One of the important aspects of machine learning is known as K fold Cross-Validation. Before we consider K fold cross-validation, remember that any of machine learning model we have to divide the data into at least two parts. We have earlier said in Setosa class of Iris dataset, we had 150 observations and there were only three species/classes. How do we train a particular machine learning model with this simple dataset of Iris flowers, 150 observations, and 3 classes? In this case, we have divided the dataset into two parts.
For example, if the data is randomly divided into 100 observations into one part and a machine learning model is used as an input and gets an output. So machine learning algorithms learn from these observations, and it generates its actual output as well as predicted output. Initially, the error may be high, but once it gets trained, the errors get reduced and we see a predicted output that is very close to the actual output. This is called supervised learning.

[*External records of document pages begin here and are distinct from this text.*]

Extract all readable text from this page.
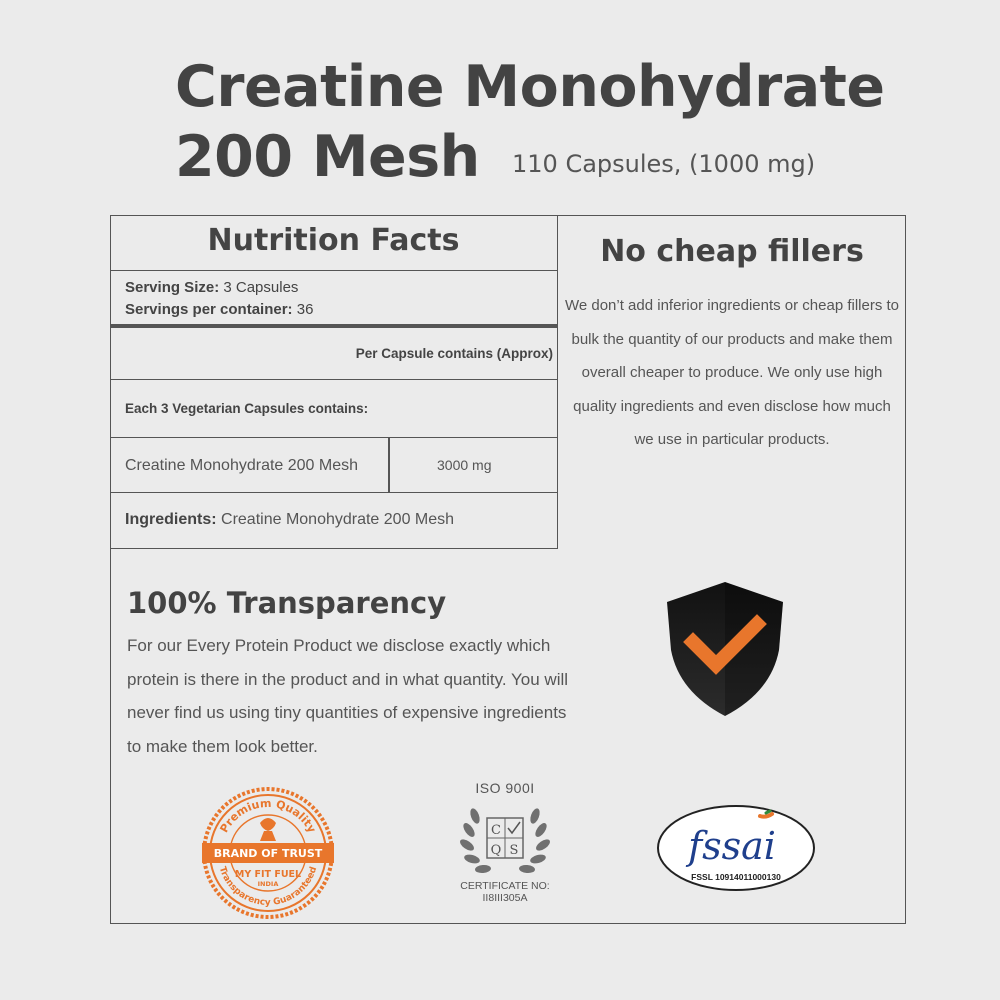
Creatine Monohydrate
200 Mesh	110 Capsules, (1000 mg)
Nutrition Facts
Serving Size: 3 Capsules
Servings per container: 36
Per Capsule contains (Approx)
Each 3 Vegetarian Capsules contains:
Creatine Monohydrate 200 Mesh	3000 mg
Ingredients: Creatine Monohydrate 200 Mesh
No cheap fillers
We don’t add inferior ingredients or cheap fillers to bulk the quantity of our products and make them overall cheaper to produce. We only use high quality ingredients and even disclose how much we use in particular products.
100% Transparency
For our Every Protein Product we disclose exactly which protein is there in the product and in what quantity. You will never find us using tiny quantities of expensive ingredients to make them look better.
Premium Quality
Transparency Guaranteed
BRAND OF TRUST
MY FIT FUEL
INDIA
ISO 900I
C
Q S
CERTIFICATE NO:
II8III305A
fssai
FSSL 10914011000130
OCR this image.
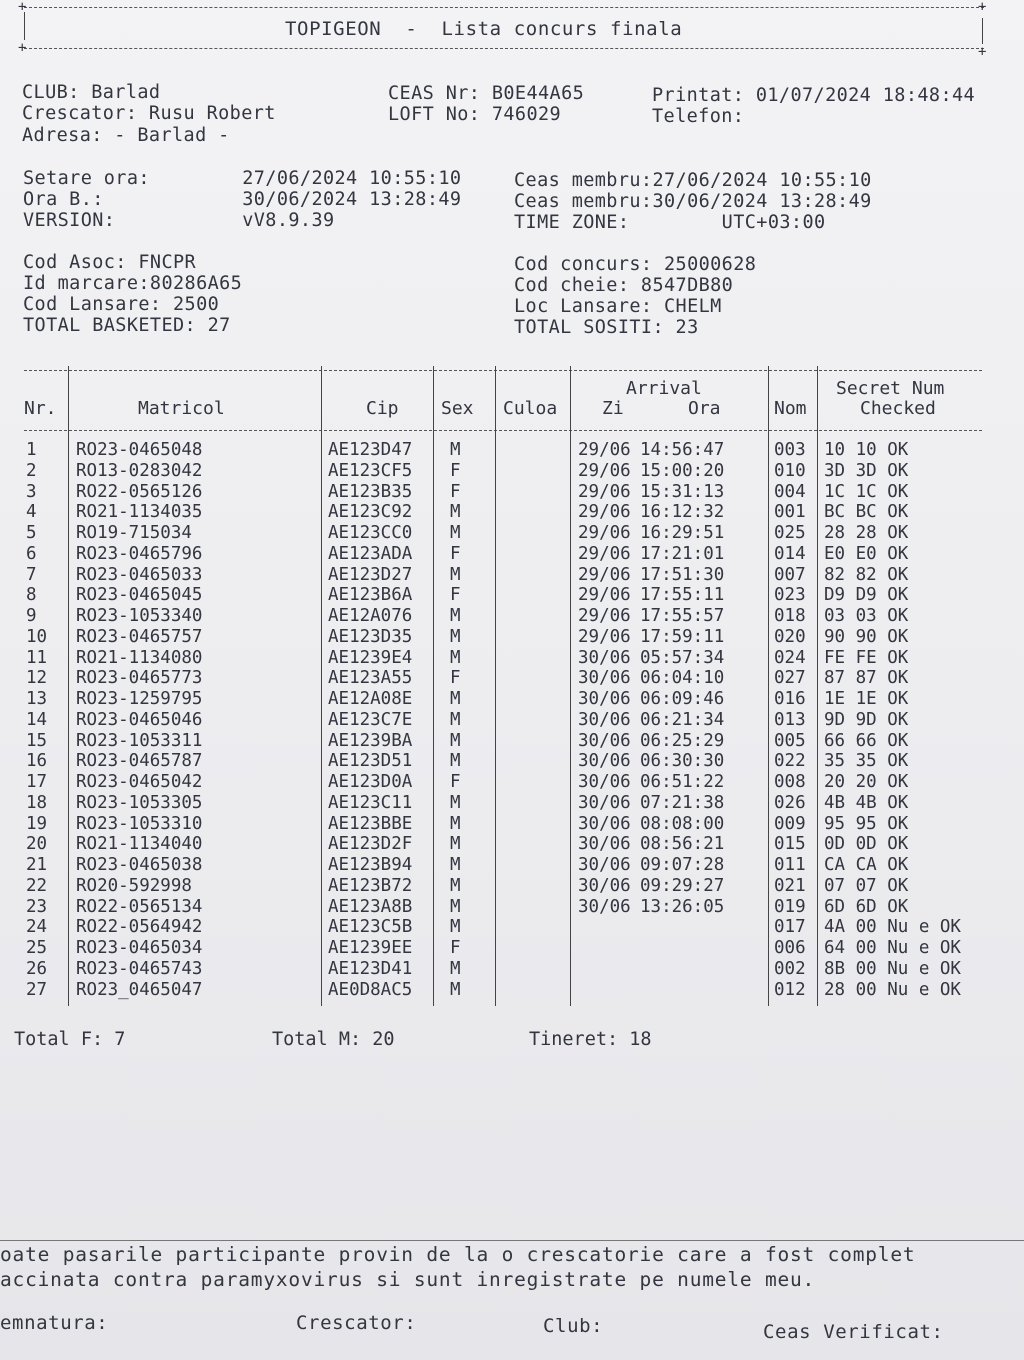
+	+
TOPIGEON  -  Lista concurs finala
+	+
CLUB: Barlad
Crescator: Rusu Robert
Adresa: - Barlad -
CEAS Nr: B0E44A65
LOFT No: 746029
Printat: 01/07/2024 18:48:44
Telefon:
Setare ora:        27/06/2024 10:55:10
Ora B.:            30/06/2024 13:28:49
VERSION:           vV8.9.39
Ceas membru:27/06/2024 10:55:10
Ceas membru:30/06/2024 13:28:49
TIME ZONE:        UTC+03:00
Cod Asoc: FNCPR
Id marcare:80286A65
Cod Lansare: 2500
TOTAL BASKETED: 27
Cod concurs: 25000628
Cod cheie: 8547DB80
Loc Lansare: CHELM
TOTAL SOSITI: 23
Nr.	Matricol	Cip Sex Culoa
Arrival
Zi	Ora	Nom
Secret Num
Checked
1	RO23-0465048	AE123D47 M	29/06 14:56:47	003 10 10 OK
2	RO13-0283042	AE123CF5 F	29/06 15:00:20	010 3D 3D OK
3	RO22-0565126	AE123B35 F	29/06 15:31:13	004 1C 1C OK
4	RO21-1134035	AE123C92 M	29/06 16:12:32	001 BC BC OK
5	RO19-715034	AE123CC0 M	29/06 16:29:51	025 28 28 OK
6	RO23-0465796	AE123ADA F	29/06 17:21:01	014 E0 E0 OK
7	RO23-0465033	AE123D27 M	29/06 17:51:30	007 82 82 OK
8	RO23-0465045	AE123B6A F	29/06 17:55:11	023 D9 D9 OK
9	RO23-1053340	AE12A076 M	29/06 17:55:57	018 03 03 OK
10	RO23-0465757	AE123D35 M	29/06 17:59:11	020 90 90 OK
11	RO21-1134080	AE1239E4 M	30/06 05:57:34	024 FE FE OK
12	RO23-0465773	AE123A55 F	30/06 06:04:10	027 87 87 OK
13	RO23-1259795	AE12A08E M	30/06 06:09:46	016 1E 1E OK
14	RO23-0465046	AE123C7E M	30/06 06:21:34	013 9D 9D OK
15	RO23-1053311	AE1239BA M	30/06 06:25:29	005 66 66 OK
16	RO23-0465787	AE123D51 M	30/06 06:30:30	022 35 35 OK
17	RO23-0465042	AE123D0A F	30/06 06:51:22	008 20 20 OK
18	RO23-1053305	AE123C11 M	30/06 07:21:38	026 4B 4B OK
19	RO23-1053310	AE123BBE M	30/06 08:08:00	009 95 95 OK
20	RO21-1134040	AE123D2F M	30/06 08:56:21	015 0D 0D OK
21	RO23-0465038	AE123B94 M	30/06 09:07:28	011 CA CA OK
22	RO20-592998	AE123B72 M	30/06 09:29:27	021 07 07 OK
23	RO22-0565134	AE123A8B M	30/06 13:26:05	019 6D 6D OK
24	RO22-0564942	AE123C5B M	017 4A 00 Nu e OK
25	RO23-0465034	AE1239EE F	006 64 00 Nu e OK
26	RO23-0465743	AE123D41 M	002 8B 00 Nu e OK
27	RO23_0465047	AE0D8AC5 M	012 28 00 Nu e OK
Total F: 7	Total M: 20	Tineret: 18
oate pasarile participante provin de la o crescatorie care a fost complet
accinata contra paramyxovirus si sunt inregistrate pe numele meu.
emnatura:	Crescator:	Club:	Ceas Verificat:
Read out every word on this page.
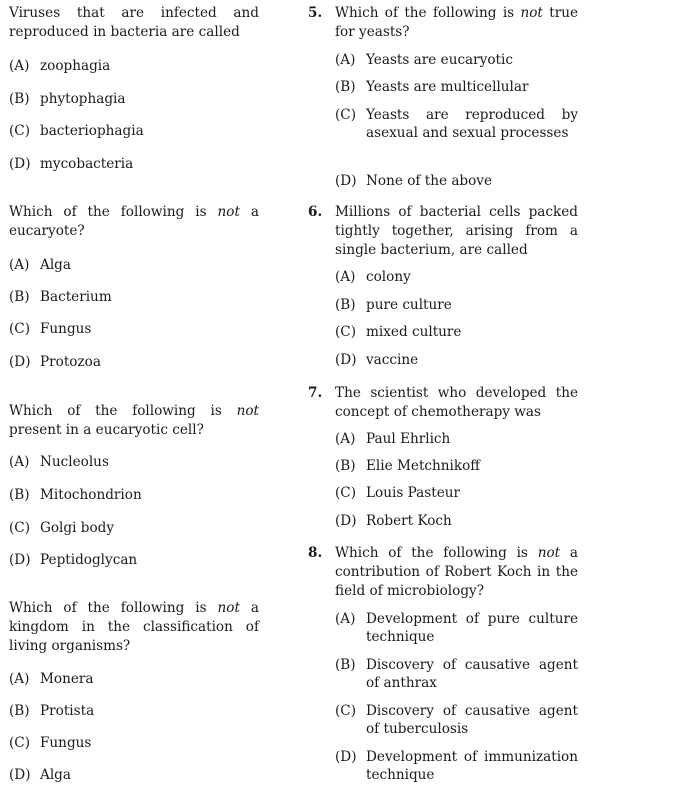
Viruses that are infected and reproduced in bacteria are called
(A) zoophagia
(B) phytophagia
(C) bacteriophagia
(D) mycobacteria
Which of the following is not a eucaryote?
(A) Alga
(B) Bacterium
(C) Fungus
(D) Protozoa
Which of the following is not present in a eucaryotic cell?
(A) Nucleolus
(B) Mitochondrion
(C) Golgi body
(D) Peptidoglycan
Which of the following is not a kingdom in the classification of living organisms?
(A) Monera
(B) Protista
(C) Fungus
(D) Alga
5. Which of the following is not true for yeasts?
(A) Yeasts are eucaryotic
(B) Yeasts are multicellular
(C) Yeasts are reproduced by asexual and sexual processes
(D) None of the above
6. Millions of bacterial cells packed tightly together, arising from a single bacterium, are called
(A) colony
(B) pure culture
(C) mixed culture
(D) vaccine
7. The scientist who developed the concept of chemotherapy was
(A) Paul Ehrlich
(B) Elie Metchnikoff
(C) Louis Pasteur
(D) Robert Koch
8. Which of the following is not a contribution of Robert Koch in the field of microbiology?
(A) Development of pure culture technique
(B) Discovery of causative agent of anthrax
(C) Discovery of causative agent of tuberculosis
(D) Development of immunization technique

Now, about the total 150 observations, we have used 100 for training the model and the rest 50 which are unseen by the model are known as testing data. These are unseen data by the model, and when we give this testing data of 50 observations to the model, it gives us a correct prediction as the output. By giving the input to the model, we derive the desired output, which means the first 100 observations used by the model are called as training data and the rest 50 observations are known as testing data. So any machine learning algorithm by default uses training data as well as testing data to test the accuracy of the model thereby minimizing the errors. Hence, the K fold cross-validation is an important concept of the machine learning algorithm where we divide our data into K number of folds, where K is equal to or less than 10 or more than 10, depending upon the data.
In K fold cross-validation concept, the objective is that the overfitting is reduced as the data is divided into four folds: fold 1, 2, 3 and 4. The initial fold 1 is a test set, the other three folds are in the training data so that we can train our model with these folds. In the second time, the first fold is test and the second fold also becomes test set and the other folds become training data. This implies that every dataset and every fold is once a training data and gradually becomes a test dataset. This is for reducing the overfitting and atlast we can calculate the average error.